Les brigades perdront leur drapeau lorsque le régiment deviendra Corps des grenadiers de France.
Drapeau d'ordonnance des Grenadiers de France
(Drapeaux de l'Infanterie, règnes de Louis XV et Louis XVI, Bibliothèque du musée de l'armée, ex-A1J19)
ORGANISATION ET REORGANISATIONS SUCCESSIVES
Ordonnance du 15 février 1749 :
Le régiment est organisé en 4 brigades de 12 compagnies chacune.
Les deux premières brigades sont commandées alternativement par 4 colonels du rang de brigadier.
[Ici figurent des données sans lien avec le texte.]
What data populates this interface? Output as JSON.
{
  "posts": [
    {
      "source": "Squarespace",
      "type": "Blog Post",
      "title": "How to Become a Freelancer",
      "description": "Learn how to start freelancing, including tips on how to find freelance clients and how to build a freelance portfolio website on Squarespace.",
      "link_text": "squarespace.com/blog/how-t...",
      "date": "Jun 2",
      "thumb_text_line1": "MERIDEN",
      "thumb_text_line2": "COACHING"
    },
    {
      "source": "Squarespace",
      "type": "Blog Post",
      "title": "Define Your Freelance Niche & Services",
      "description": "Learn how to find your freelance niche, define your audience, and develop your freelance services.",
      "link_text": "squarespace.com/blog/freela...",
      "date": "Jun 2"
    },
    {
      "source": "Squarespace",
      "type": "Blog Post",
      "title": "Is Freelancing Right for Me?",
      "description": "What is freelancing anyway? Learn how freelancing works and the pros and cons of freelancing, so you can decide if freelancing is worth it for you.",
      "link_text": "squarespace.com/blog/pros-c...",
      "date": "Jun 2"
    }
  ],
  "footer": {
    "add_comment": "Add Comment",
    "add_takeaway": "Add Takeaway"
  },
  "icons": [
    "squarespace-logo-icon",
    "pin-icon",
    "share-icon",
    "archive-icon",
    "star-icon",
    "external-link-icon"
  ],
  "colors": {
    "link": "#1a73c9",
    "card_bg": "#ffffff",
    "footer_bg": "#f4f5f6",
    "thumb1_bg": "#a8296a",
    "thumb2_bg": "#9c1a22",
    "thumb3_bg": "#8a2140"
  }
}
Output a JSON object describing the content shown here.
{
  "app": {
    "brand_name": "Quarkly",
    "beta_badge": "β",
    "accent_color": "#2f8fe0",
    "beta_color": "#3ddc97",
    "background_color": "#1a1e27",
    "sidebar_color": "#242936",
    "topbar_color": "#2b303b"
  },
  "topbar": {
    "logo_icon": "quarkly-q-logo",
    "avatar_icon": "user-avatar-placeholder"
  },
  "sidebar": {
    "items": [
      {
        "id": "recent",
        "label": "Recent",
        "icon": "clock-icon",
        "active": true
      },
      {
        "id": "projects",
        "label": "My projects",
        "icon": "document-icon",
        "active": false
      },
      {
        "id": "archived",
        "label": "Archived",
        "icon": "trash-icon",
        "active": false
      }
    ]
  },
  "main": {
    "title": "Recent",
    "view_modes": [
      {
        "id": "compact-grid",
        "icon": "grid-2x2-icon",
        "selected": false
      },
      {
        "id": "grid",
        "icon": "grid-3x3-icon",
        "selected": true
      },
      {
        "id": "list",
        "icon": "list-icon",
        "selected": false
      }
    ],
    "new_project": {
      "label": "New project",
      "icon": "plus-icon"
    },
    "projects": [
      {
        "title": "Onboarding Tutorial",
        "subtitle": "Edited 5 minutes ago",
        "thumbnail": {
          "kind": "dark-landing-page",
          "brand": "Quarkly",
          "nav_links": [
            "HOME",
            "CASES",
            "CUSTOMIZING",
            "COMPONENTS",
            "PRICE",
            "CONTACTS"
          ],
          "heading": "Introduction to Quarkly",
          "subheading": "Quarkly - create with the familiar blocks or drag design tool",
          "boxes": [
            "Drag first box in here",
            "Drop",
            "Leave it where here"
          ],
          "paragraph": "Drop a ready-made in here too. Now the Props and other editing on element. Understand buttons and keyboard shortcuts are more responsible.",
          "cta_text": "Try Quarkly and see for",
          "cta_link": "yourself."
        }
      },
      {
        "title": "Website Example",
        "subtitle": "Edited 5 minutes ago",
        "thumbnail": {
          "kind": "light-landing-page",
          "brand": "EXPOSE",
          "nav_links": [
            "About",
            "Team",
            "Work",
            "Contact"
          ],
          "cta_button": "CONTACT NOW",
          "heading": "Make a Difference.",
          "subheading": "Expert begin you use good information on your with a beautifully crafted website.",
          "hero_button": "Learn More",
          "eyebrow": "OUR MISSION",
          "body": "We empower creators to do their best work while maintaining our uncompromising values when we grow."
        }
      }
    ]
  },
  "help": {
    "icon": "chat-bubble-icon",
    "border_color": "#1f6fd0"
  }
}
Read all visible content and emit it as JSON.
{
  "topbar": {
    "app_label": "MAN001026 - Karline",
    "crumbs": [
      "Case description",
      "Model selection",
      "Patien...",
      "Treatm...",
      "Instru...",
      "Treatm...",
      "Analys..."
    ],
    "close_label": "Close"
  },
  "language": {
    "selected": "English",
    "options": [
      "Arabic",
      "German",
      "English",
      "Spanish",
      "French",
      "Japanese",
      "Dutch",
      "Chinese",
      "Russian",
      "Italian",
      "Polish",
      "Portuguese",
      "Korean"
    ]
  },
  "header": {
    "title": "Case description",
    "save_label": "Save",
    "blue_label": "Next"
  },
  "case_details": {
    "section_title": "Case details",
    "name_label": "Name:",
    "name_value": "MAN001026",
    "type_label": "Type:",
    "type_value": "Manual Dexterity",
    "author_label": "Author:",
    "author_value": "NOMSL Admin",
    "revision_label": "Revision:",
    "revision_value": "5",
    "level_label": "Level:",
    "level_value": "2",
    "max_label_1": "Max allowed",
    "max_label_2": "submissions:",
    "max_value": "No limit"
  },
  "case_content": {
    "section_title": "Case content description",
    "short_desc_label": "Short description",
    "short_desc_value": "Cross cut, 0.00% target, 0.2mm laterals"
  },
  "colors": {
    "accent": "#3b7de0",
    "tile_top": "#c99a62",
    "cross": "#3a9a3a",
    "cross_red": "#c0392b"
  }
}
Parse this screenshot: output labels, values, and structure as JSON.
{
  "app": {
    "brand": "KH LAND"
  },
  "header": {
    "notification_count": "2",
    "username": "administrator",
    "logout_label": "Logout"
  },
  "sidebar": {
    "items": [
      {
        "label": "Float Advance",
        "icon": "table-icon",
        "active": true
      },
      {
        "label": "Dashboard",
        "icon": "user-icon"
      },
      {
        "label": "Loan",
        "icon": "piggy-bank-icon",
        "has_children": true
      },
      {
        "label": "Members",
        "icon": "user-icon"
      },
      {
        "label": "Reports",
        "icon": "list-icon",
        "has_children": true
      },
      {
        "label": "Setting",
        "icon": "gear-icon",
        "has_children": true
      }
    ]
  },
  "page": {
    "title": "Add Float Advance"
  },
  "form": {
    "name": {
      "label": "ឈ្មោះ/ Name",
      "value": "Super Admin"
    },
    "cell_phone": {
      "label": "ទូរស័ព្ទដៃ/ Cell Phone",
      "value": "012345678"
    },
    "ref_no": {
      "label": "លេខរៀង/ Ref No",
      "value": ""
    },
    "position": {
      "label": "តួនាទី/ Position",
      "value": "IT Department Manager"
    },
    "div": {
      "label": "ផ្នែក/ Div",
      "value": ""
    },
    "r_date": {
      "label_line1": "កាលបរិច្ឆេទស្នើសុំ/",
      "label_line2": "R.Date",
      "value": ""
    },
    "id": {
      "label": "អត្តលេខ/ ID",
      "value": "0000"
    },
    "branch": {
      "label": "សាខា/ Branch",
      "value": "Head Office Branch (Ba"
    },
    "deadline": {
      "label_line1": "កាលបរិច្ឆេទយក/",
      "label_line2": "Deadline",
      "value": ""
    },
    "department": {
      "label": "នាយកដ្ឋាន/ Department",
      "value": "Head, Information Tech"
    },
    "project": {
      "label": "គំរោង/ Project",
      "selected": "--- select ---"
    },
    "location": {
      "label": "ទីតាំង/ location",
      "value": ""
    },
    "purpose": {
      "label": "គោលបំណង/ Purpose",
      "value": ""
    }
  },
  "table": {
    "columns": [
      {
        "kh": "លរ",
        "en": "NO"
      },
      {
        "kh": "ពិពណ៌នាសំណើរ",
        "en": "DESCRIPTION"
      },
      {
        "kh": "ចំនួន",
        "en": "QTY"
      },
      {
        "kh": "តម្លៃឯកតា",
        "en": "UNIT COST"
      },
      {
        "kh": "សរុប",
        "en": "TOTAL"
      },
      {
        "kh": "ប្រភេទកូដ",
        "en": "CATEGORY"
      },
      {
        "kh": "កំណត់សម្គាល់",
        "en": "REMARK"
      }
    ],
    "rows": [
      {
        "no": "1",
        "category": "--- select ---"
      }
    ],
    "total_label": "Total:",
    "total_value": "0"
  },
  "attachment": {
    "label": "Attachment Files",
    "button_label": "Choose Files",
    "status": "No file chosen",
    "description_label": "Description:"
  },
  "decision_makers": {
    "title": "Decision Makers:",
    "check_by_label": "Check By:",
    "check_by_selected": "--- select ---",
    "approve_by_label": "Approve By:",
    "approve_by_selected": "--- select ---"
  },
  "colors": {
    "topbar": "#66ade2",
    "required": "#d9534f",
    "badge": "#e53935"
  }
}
Les deux autres sont commandées par des non brigadier.
Chaque Compagnie est composée de 3 officiers et 45 hommes : 1 Capitaine, 1 Lieutenant, 1 Lieutenant en second, 2 Sergents, 3 Caporaux, 3 Anspessades, 36 Grenadiers, et 1 Tambour.
A la création, une exception concerne les compagnies qui proviennent de Royal Lorraine & Royal Barrois, qui sont autorisées à conserver le Capitaine en second et les trois Sergents dont elles disposent, jusqu’à ce que ce sureffectif s’éteigne naturellement avec leur départ.
L’organisation générale du régiment est la suivante :
Etat-major :
- 1 inspecteur commandant
- 1 major
- 16 colonels, dont 4 en permanence ;
- 8 lieutenants-colonels, destinés à rester à 4 après leur extinction, dont 4 en permanence ;
- 4 aides-majors
- 4 enseignes
- 1 tambour major
- 1 fifre
Compagnies :
- 48 capitaines
- 48 lieutenants
- 48 lieutenants en second
- 96 sergents à 2 par compagnie
- 144 anspessades à 3 par compagnie
- 48 tambours
- 1728 grenadiers à 36 par compagnie
Soit au total 2160 hommes constituant 4 brigades de 545 hommes chacune.
Parmi ce nombre, il faut comprendre 1 sergent, 1 caporal et 11 grenadiers entretenus dans chacune des quatre brigades qui constituent 52 hommes ayant la dénomination de charpentiers.
Ordonnance du 30 mai 1752:
Porte le nombre de colonels à 20.
Extrait du « Mercure de France » : « Le Roi ayant jugé à propos d’augmenter de quatre le nombre des Colonels attachés au Régiment des Grenadiers de France, Sa Majesté a disposé de ces quatre nouvelles places de Colonels en faveur du Comte de Brancas, Capitaine dans le Régiment Royal-Roussilllon, Cavalerie ; des Marquis du Roure & de Chatillon, Mousquetaires de la Première Compagnie ; & du Comte de Talleyrand, Lieutenant Réformé à la suite du Régiment de Cavalerie de son nom. »
Ordonnance du 8 Juillet 1756 :
Le Major prend l’appellation de Commandement en second.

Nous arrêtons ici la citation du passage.